Popular ports of call including St. Thomas, St. Maarten, and San Juan were heavily damaged; Royal Caribbean started sailing from San Juan last month and will start visiting it as a port of call later this month. Ships return to St. Thomas Friday and will be back in St. Maarten next month.
The direct cost of the storms — which includes canceled trips, credits for future trips, aid sent by Royal Caribbean, and itinerary changes — amounts to more than $55 million or 26 cents per share, executives said. That makes this the most expensive hurricane season in the company’s history.

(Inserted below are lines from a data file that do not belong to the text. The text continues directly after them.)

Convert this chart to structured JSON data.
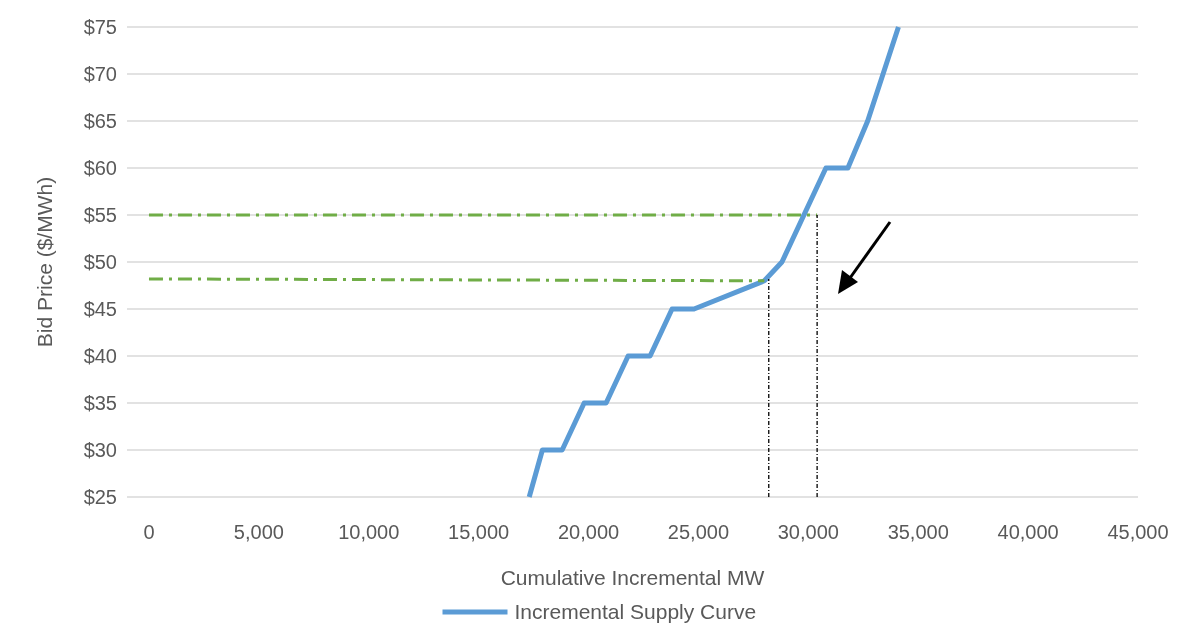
{
  "chart_data": {
    "type": "line",
    "xlabel": "Cumulative Incremental MW",
    "ylabel": "Bid Price ($/MWh)",
    "xlim": [
      -1000,
      45000
    ],
    "xticks": [
      {
        "value": 0,
        "label": "0"
      },
      {
        "value": 5000,
        "label": "5,000"
      },
      {
        "value": 10000,
        "label": "10,000"
      },
      {
        "value": 15000,
        "label": "15,000"
      },
      {
        "value": 20000,
        "label": "20,000"
      },
      {
        "value": 25000,
        "label": "25,000"
      },
      {
        "value": 30000,
        "label": "30,000"
      },
      {
        "value": 35000,
        "label": "35,000"
      },
      {
        "value": 40000,
        "label": "40,000"
      },
      {
        "value": 45000,
        "label": "45,000"
      }
    ],
    "ylim": [
      25,
      75
    ],
    "yticks": [
      {
        "value": 25,
        "label": "$25"
      },
      {
        "value": 30,
        "label": "$30"
      },
      {
        "value": 35,
        "label": "$35"
      },
      {
        "value": 40,
        "label": "$40"
      },
      {
        "value": 45,
        "label": "$45"
      },
      {
        "value": 50,
        "label": "$50"
      },
      {
        "value": 55,
        "label": "$55"
      },
      {
        "value": 60,
        "label": "$60"
      },
      {
        "value": 65,
        "label": "$65"
      },
      {
        "value": 70,
        "label": "$70"
      },
      {
        "value": 75,
        "label": "$75"
      }
    ],
    "grid": "y",
    "legend": "bottom",
    "series": [
      {
        "name": "Incremental Supply Curve",
        "color": "#5b9bd5",
        "x": [
          17300,
          17900,
          18800,
          19800,
          20800,
          21800,
          22800,
          23800,
          24800,
          28000,
          28800,
          30800,
          31800,
          32700,
          34100
        ],
        "values": [
          25,
          30,
          30,
          35,
          35,
          40,
          40,
          45,
          45,
          48,
          50,
          60,
          60,
          65,
          75
        ]
      },
      {
        "color": "#70ad47",
        "line_style": "dashed",
        "x": [
          0,
          30400
        ],
        "values": [
          55,
          55
        ]
      },
      {
        "color": "#70ad47",
        "line_style": "dashed",
        "x": [
          0,
          28000
        ],
        "values": [
          48.2,
          48
        ]
      },
      {
        "color": "#000000",
        "line_style": "dotted",
        "x": [
          28200,
          28200
        ],
        "values": [
          25,
          48.2
        ]
      },
      {
        "color": "#000000",
        "line_style": "dotted",
        "x": [
          30400,
          30400
        ],
        "values": [
          25,
          55
        ]
      }
    ]
  }
}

Still, Royal Caribbean saw slightly higher revenues of $2.57 billion for the quarter. Profit jumped from more than $693 million in the third quarter of 2016 to nearly $753 million during the same time this year. The company reported earnings of $3.49 per share, higher than analysts and its own forecast called for.
For the full year, the operator narrowed its guidance to adjusted earnings of $7.35-$7.40 per share. During the second quarter, the full-year forecast was for $7.35-$7.45 per share. Without the hurricane impact, expectations for 2017 would have been adjusted earnings of $7.60-$7.65 a share.
“Against this background, we are extremely pleased and frankly a little surprised that we are still able to stay within our EPS guidance for the year at a range of $7.35 to $7.40 a share,” Fain said. “The fact that we have been willing to able to withstand a $0.26 hit from the storms and still achieve this level of profitability reflects how strongly the market is performing this year.”
Bookings for the Caribbean dropped “precipitously” when the storms were hitting, both for that time period and the future, Fain said. Executives said the softer trends lasted about five to six weeks.
“None of that is surprising, but what is surprising is how quickly our bookings in the period recovered,” he said. “The drop-off in bookings was very rapid, but the recovery was also rapid. Today, virtually all our bookings in the region are back to pre-storm levels.”
There are exceptions, he said, but those are not the norm. In a Skift interview, he said it was still “a little early to tell” what the appetite might be for Caribbean cruises during the height of next year’s hurricane season.